Three new appointments were made to the board along with amendments granting it greater authority, and in 1863 a new Dalhousie College Act was passed that gave the board power to appoint all college officers, including the president and professors, and, while internal governance was the responsibility of an academic senate, their rules were subject to board approval. The college was reconstituted as a university, conferring bachelors, master and doctoral degrees. In November 1863 Dalhousie College opened under the new board.
Functions, occupations and activities
The Board of Governors is responsible for the overall conduct, management, administration and control of the property, revenue and business of Dalhousie University, including the appointment of the university chancellor and the president.
The Board of Governors holds regular meetings at least four times each year, including an annual meeting usually held in June.
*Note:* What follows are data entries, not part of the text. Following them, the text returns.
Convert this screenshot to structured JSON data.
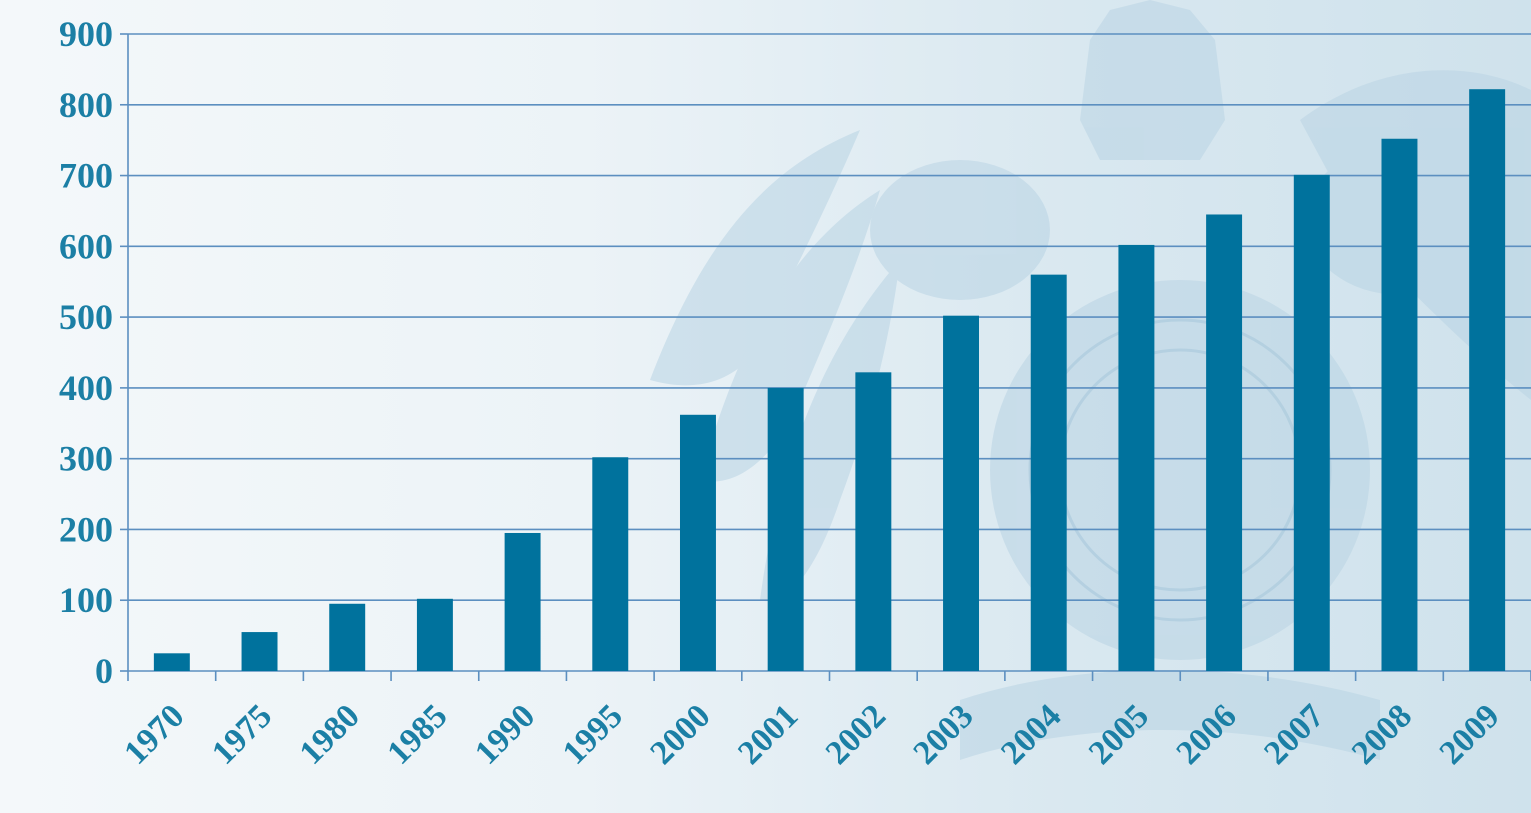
{
  "chart_data": {
    "type": "bar",
    "title": "",
    "xlabel": "",
    "ylabel": "",
    "categories": [
      "1970",
      "1975",
      "1980",
      "1985",
      "1990",
      "1995",
      "2000",
      "2001",
      "2002",
      "2003",
      "2004",
      "2005",
      "2006",
      "2007",
      "2008",
      "2009"
    ],
    "values": [
      25,
      55,
      95,
      102,
      195,
      302,
      362,
      400,
      422,
      502,
      560,
      602,
      645,
      701,
      752,
      822
    ],
    "ylim": [
      0,
      900
    ],
    "yticks": [
      "0",
      "100",
      "200",
      "300",
      "400",
      "500",
      "600",
      "700",
      "800",
      "900"
    ],
    "grid": true,
    "legend": "none",
    "bar_color": "#00729d",
    "grid_color": "#5c8fc0",
    "label_color": "#1b7fa5",
    "background_watermark": "crest-with-crown-and-birds"
  }
}
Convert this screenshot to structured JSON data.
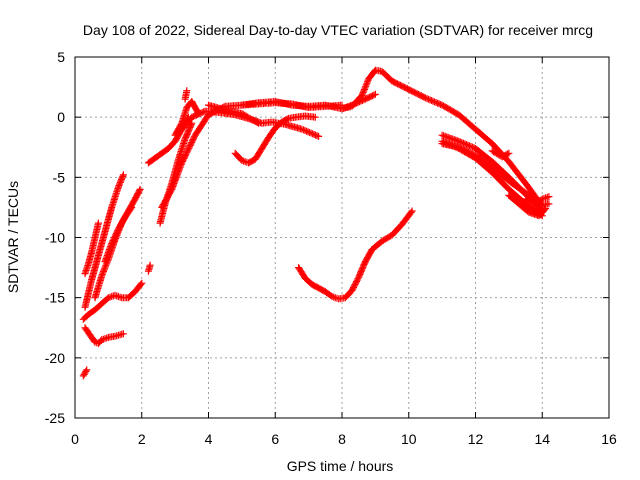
{
  "chart_data": {
    "type": "scatter",
    "title": "Day 108 of 2022, Sidereal Day-to-day VTEC variation (SDTVAR) for receiver mrcg",
    "xlabel": "GPS time / hours",
    "ylabel": "SDTVAR / TECUs",
    "xlim": [
      0,
      16
    ],
    "ylim": [
      -25,
      5
    ],
    "xticks": [
      "0",
      "2",
      "4",
      "6",
      "8",
      "10",
      "12",
      "14",
      "16"
    ],
    "yticks": [
      "5",
      "0",
      "-5",
      "-10",
      "-15",
      "-20",
      "-25"
    ],
    "grid": true,
    "marker": "plus",
    "color": "#ff0000",
    "segments": [
      {
        "x": [
          0.25,
          0.35
        ],
        "y": [
          -21.5,
          -21.0
        ]
      },
      {
        "x": [
          0.3,
          0.5,
          0.6,
          0.7,
          0.8,
          1.0,
          1.2,
          1.45
        ],
        "y": [
          -17.5,
          -18.3,
          -18.7,
          -18.8,
          -18.5,
          -18.3,
          -18.2,
          -18.0
        ]
      },
      {
        "x": [
          0.25,
          0.4,
          0.6,
          0.8,
          1.0,
          1.2,
          1.4,
          1.6,
          1.8,
          2.0
        ],
        "y": [
          -16.8,
          -16.4,
          -16.0,
          -15.5,
          -15.0,
          -14.8,
          -15.0,
          -15.0,
          -14.5,
          -13.8
        ]
      },
      {
        "x": [
          0.3,
          0.4,
          0.5,
          0.6,
          0.7
        ],
        "y": [
          -13.0,
          -12.2,
          -11.2,
          -10.0,
          -8.8
        ]
      },
      {
        "x": [
          0.3,
          0.5,
          0.7,
          0.9,
          1.1,
          1.3,
          1.45
        ],
        "y": [
          -15.8,
          -13.5,
          -11.5,
          -9.5,
          -7.5,
          -5.8,
          -4.8
        ]
      },
      {
        "x": [
          0.6,
          0.8,
          1.0,
          1.2,
          1.4,
          1.6,
          1.8,
          1.95
        ],
        "y": [
          -15.0,
          -13.2,
          -11.8,
          -10.2,
          -8.8,
          -7.8,
          -6.8,
          -6.0
        ]
      },
      {
        "x": [
          0.9,
          1.1,
          1.3,
          1.5,
          1.7
        ],
        "y": [
          -12.0,
          -10.5,
          -9.3,
          -8.3,
          -7.5
        ]
      },
      {
        "x": [
          2.2,
          2.25
        ],
        "y": [
          -12.8,
          -12.3
        ]
      },
      {
        "x": [
          2.2,
          2.5,
          2.8,
          3.0,
          3.2,
          3.4
        ],
        "y": [
          -3.8,
          -3.2,
          -2.6,
          -2.0,
          -1.0,
          0.0
        ]
      },
      {
        "x": [
          2.55,
          2.7,
          2.9,
          3.1,
          3.3,
          3.5
        ],
        "y": [
          -8.8,
          -7.2,
          -5.5,
          -3.5,
          -1.8,
          -0.5
        ]
      },
      {
        "x": [
          2.6,
          2.9,
          3.2,
          3.6,
          4.0,
          4.5,
          5.0,
          5.5,
          6.0,
          6.5,
          7.0,
          7.5,
          8.0
        ],
        "y": [
          -7.5,
          -6.0,
          -3.8,
          -1.5,
          0.2,
          0.9,
          1.0,
          1.1,
          1.2,
          1.1,
          0.8,
          0.9,
          1.0
        ]
      },
      {
        "x": [
          3.2,
          3.5,
          3.9,
          4.3,
          4.8,
          5.3,
          5.6,
          5.9,
          6.3,
          6.8,
          7.3
        ],
        "y": [
          -1.0,
          0.0,
          0.5,
          0.4,
          0.2,
          -0.2,
          -0.5,
          -0.4,
          -0.6,
          -1.0,
          -1.6
        ]
      },
      {
        "x": [
          3.0,
          3.2,
          3.35,
          3.5,
          3.7
        ],
        "y": [
          -1.5,
          -0.5,
          0.8,
          1.3,
          0.3
        ]
      },
      {
        "x": [
          3.3,
          3.35
        ],
        "y": [
          1.5,
          2.2
        ]
      },
      {
        "x": [
          4.0,
          4.5,
          5.0,
          5.3,
          5.5
        ],
        "y": [
          1.0,
          0.6,
          0.3,
          -0.2,
          -0.5
        ]
      },
      {
        "x": [
          4.8,
          5.0,
          5.2,
          5.4,
          5.6,
          5.8,
          6.0,
          6.2,
          6.4,
          6.6,
          6.9,
          7.2
        ],
        "y": [
          -3.0,
          -3.6,
          -3.8,
          -3.5,
          -2.6,
          -1.7,
          -0.9,
          -0.4,
          -0.1,
          0.0,
          0.1,
          0.0
        ]
      },
      {
        "x": [
          5.0,
          5.5,
          6.0,
          6.5,
          7.0,
          7.5,
          8.0,
          8.3,
          8.6,
          8.8,
          9.0,
          9.2,
          9.5,
          10.0,
          10.5,
          11.0,
          11.5,
          12.0,
          12.5,
          13.0,
          13.5,
          14.0
        ],
        "y": [
          1.0,
          1.2,
          1.3,
          1.0,
          0.9,
          1.0,
          0.7,
          0.9,
          1.8,
          3.2,
          3.9,
          3.8,
          3.0,
          2.3,
          1.6,
          1.0,
          0.2,
          -1.0,
          -2.2,
          -3.7,
          -5.5,
          -7.4
        ]
      },
      {
        "x": [
          8.0,
          8.3,
          8.7,
          9.0
        ],
        "y": [
          0.7,
          1.0,
          1.5,
          1.9
        ]
      },
      {
        "x": [
          6.7,
          6.9,
          7.1,
          7.3,
          7.5,
          7.7,
          7.9,
          8.1,
          8.3,
          8.5,
          8.7,
          8.9,
          9.2,
          9.5,
          9.8,
          10.1
        ],
        "y": [
          -12.5,
          -13.4,
          -13.9,
          -14.2,
          -14.5,
          -14.9,
          -15.1,
          -15.0,
          -14.4,
          -13.3,
          -12.0,
          -11.0,
          -10.3,
          -9.8,
          -8.9,
          -7.8
        ]
      },
      {
        "x": [
          11.0,
          11.5,
          12.0,
          12.5,
          13.0,
          13.5,
          14.0,
          14.2
        ],
        "y": [
          -2.2,
          -2.5,
          -3.2,
          -4.2,
          -5.3,
          -6.3,
          -7.3,
          -7.2
        ]
      },
      {
        "x": [
          11.0,
          11.5,
          12.0,
          12.5,
          13.0,
          13.5,
          14.0
        ],
        "y": [
          -1.5,
          -2.0,
          -2.6,
          -3.7,
          -5.0,
          -6.4,
          -7.8
        ]
      },
      {
        "x": [
          11.0,
          11.5,
          12.0,
          12.5,
          13.0,
          13.5,
          14.0
        ],
        "y": [
          -2.0,
          -2.6,
          -3.4,
          -4.6,
          -6.0,
          -7.2,
          -8.2
        ]
      },
      {
        "x": [
          12.5,
          12.8,
          13.0
        ],
        "y": [
          -2.8,
          -3.3,
          -3.0
        ]
      },
      {
        "x": [
          13.5,
          13.8,
          14.0,
          14.2
        ],
        "y": [
          -6.8,
          -7.2,
          -6.8,
          -6.6
        ]
      },
      {
        "x": [
          13.0,
          13.3,
          13.6,
          13.9,
          14.1
        ],
        "y": [
          -6.5,
          -7.2,
          -7.9,
          -8.2,
          -7.6
        ]
      }
    ]
  }
}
The Board comprises an Executive Committee and five standing committees: Academic and Student Affairs Committee; Capital Projects and Facilities Committee; Community Affairs Committee; Finance, Audit, Investment and Risk Committee; and Governance and Human Resources Committee.
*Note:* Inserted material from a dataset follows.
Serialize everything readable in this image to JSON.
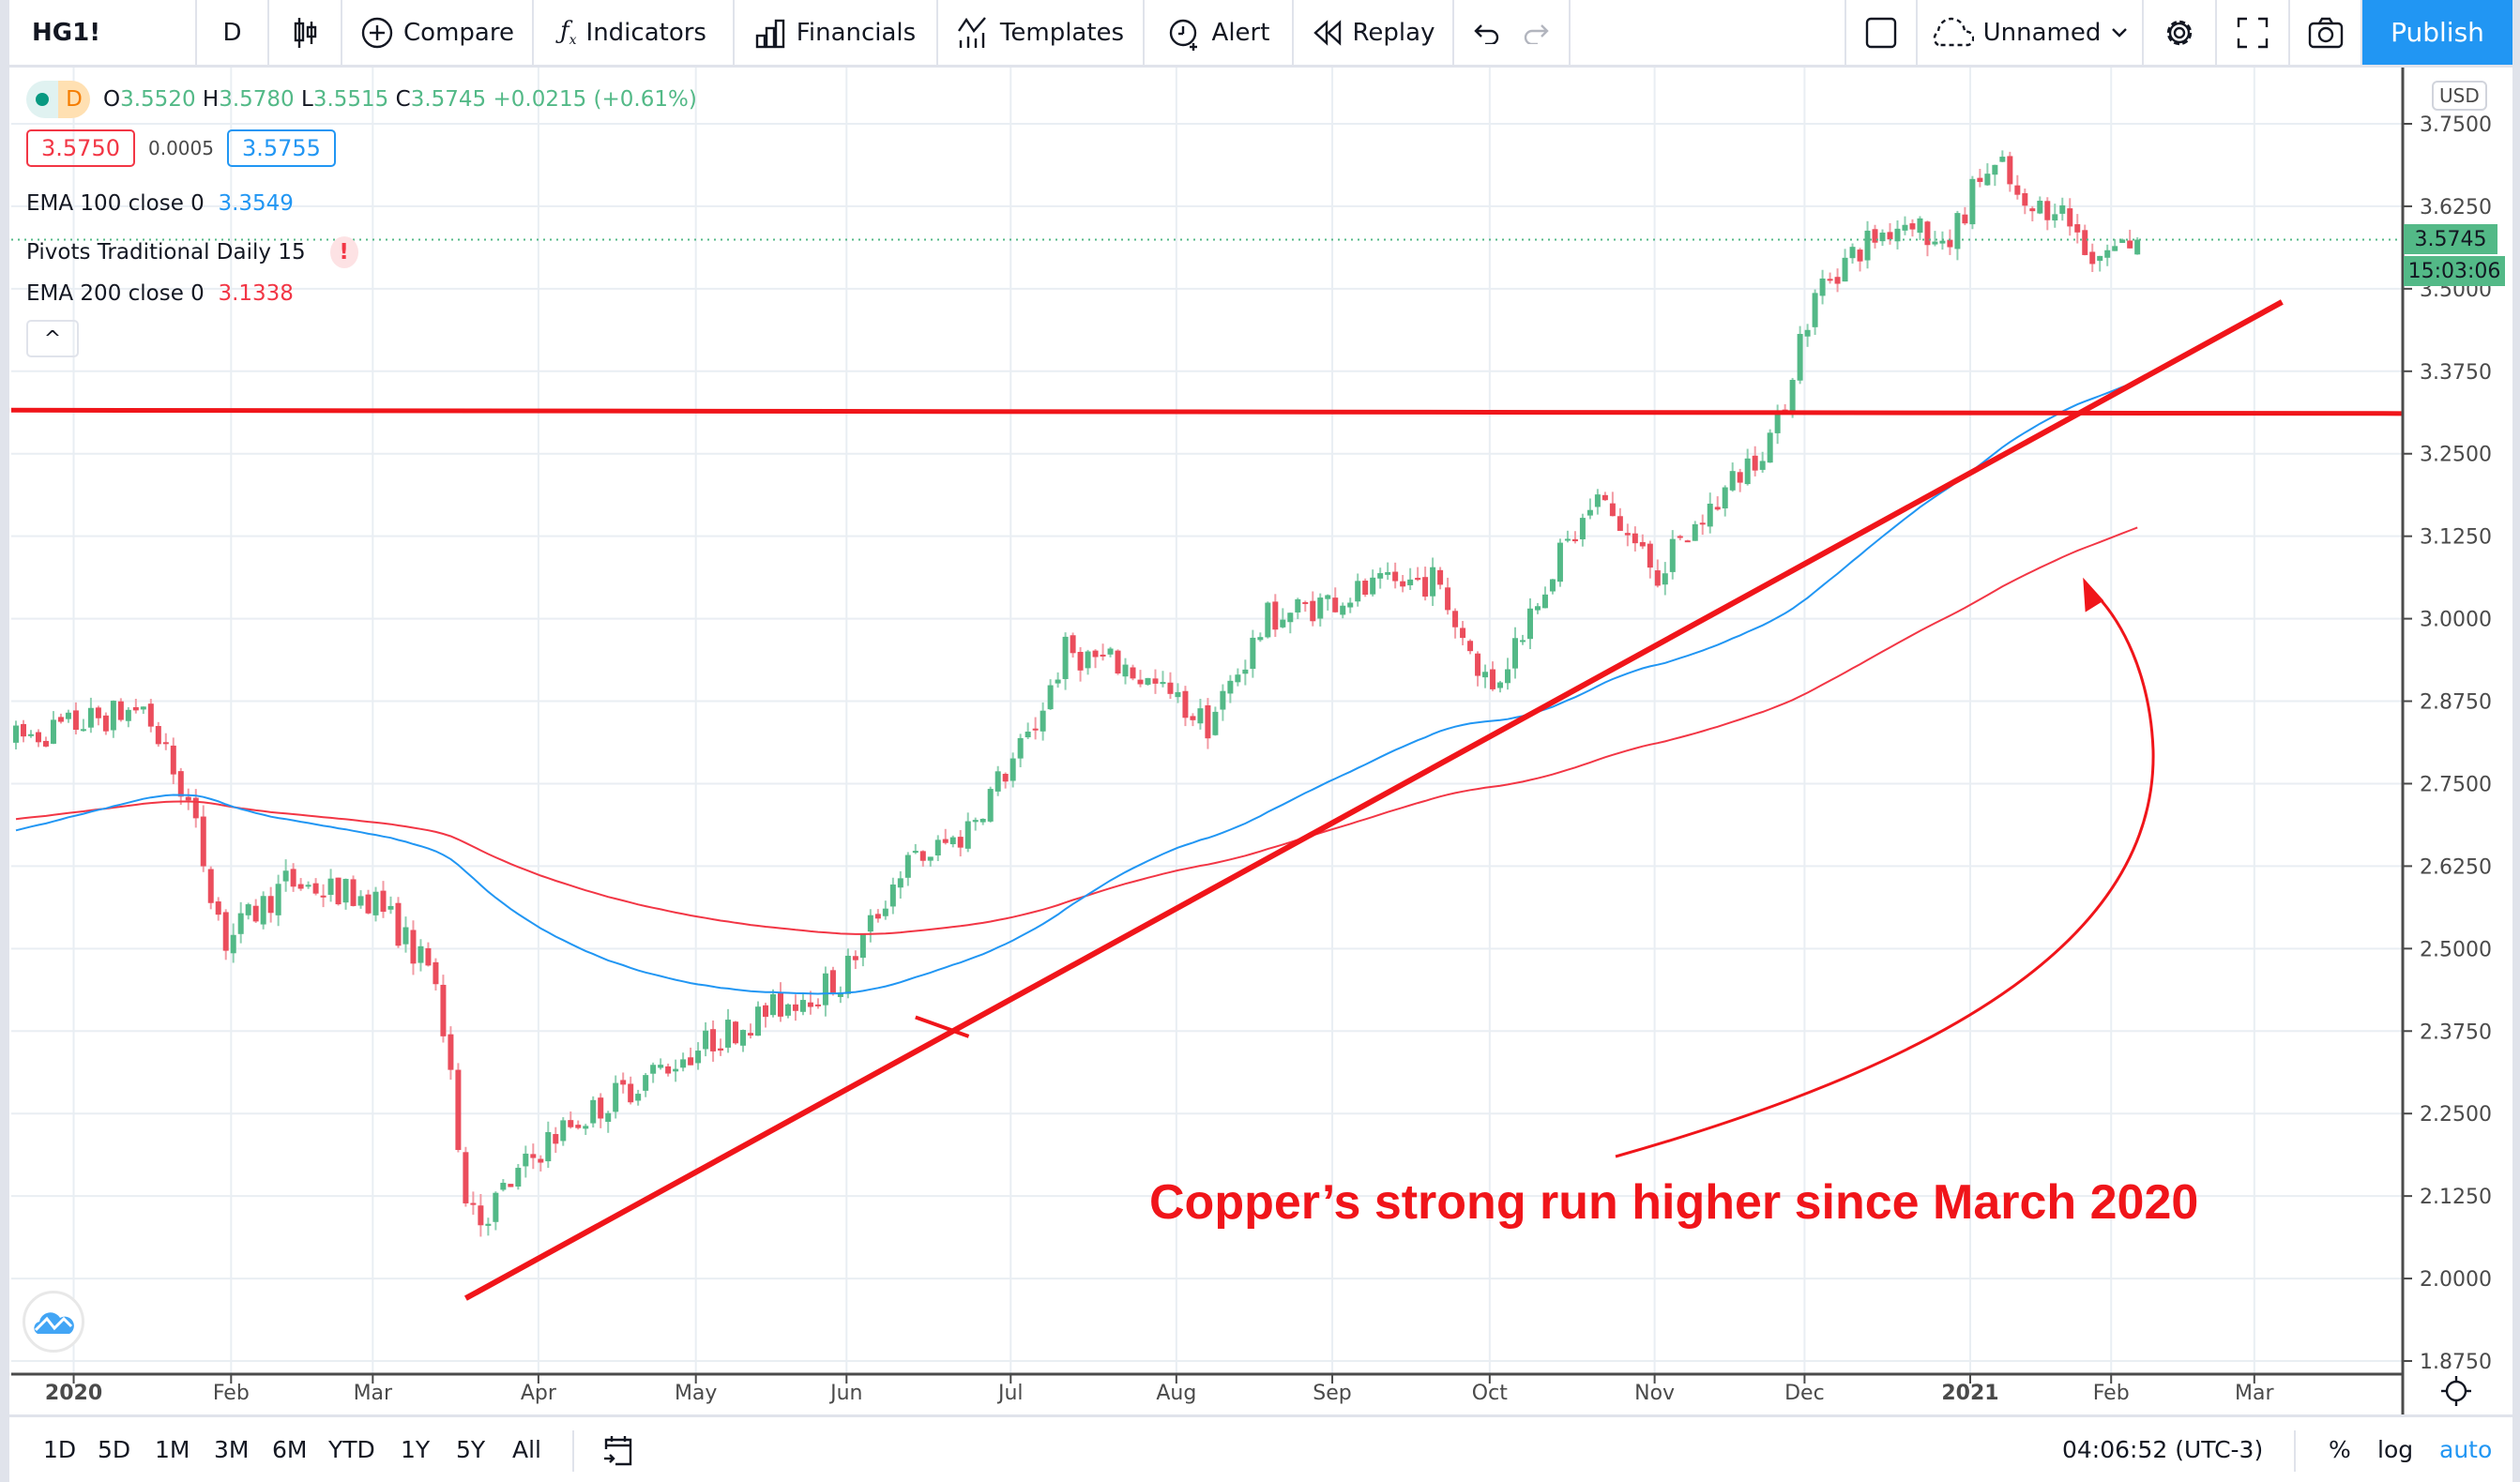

Approved minutes of Board of Governors meetings may be accessed on DalSpace. These archived minutes, dating from 1820, were created in several different formats, including handwritten, typescript and electronic. Minutes from earlier years have been scanned to provide online access.
Mandates/sources of authority
The basic statute relating to Dalhousie University is Chapter 24 of the Acts of 1863. This statute replaced earlier statutes, and the 1863 statute itself has been amended and supplemented several times over the years. The provisions of these various statutes provide for the establishment and regulation of the university, the membership of the Board of Governors and its rights and powers, the authority of senate for the internal regulation of the university (subject to the approval of the board), and various other matters.
The By-laws of the Board of Governors set out the operating procedures for the Board, including powers, membership, meeting procedures and committees. The By-laws are interpreted in accordance with the Statutes of Nova Scotia relating to Dalhousie University which specify the powers, rights, authorities and privileges of the Board.
The president and vice-chancellor of Dalhousie University is directly responsible to the Board of Governors, as is the University Secretary and Director, University Secretariat.
The Board of Governors is made up of three ex-offico members—the university chancellor, president & vice-chancellor, and the chair of Senate—fifteen order-in-council members, including a chair and vice chair; three board-appointed representatives; four alumni representatives; three student representatives; two faculty representatives; a Dalhousie Faculty Association observer; and the university secretary.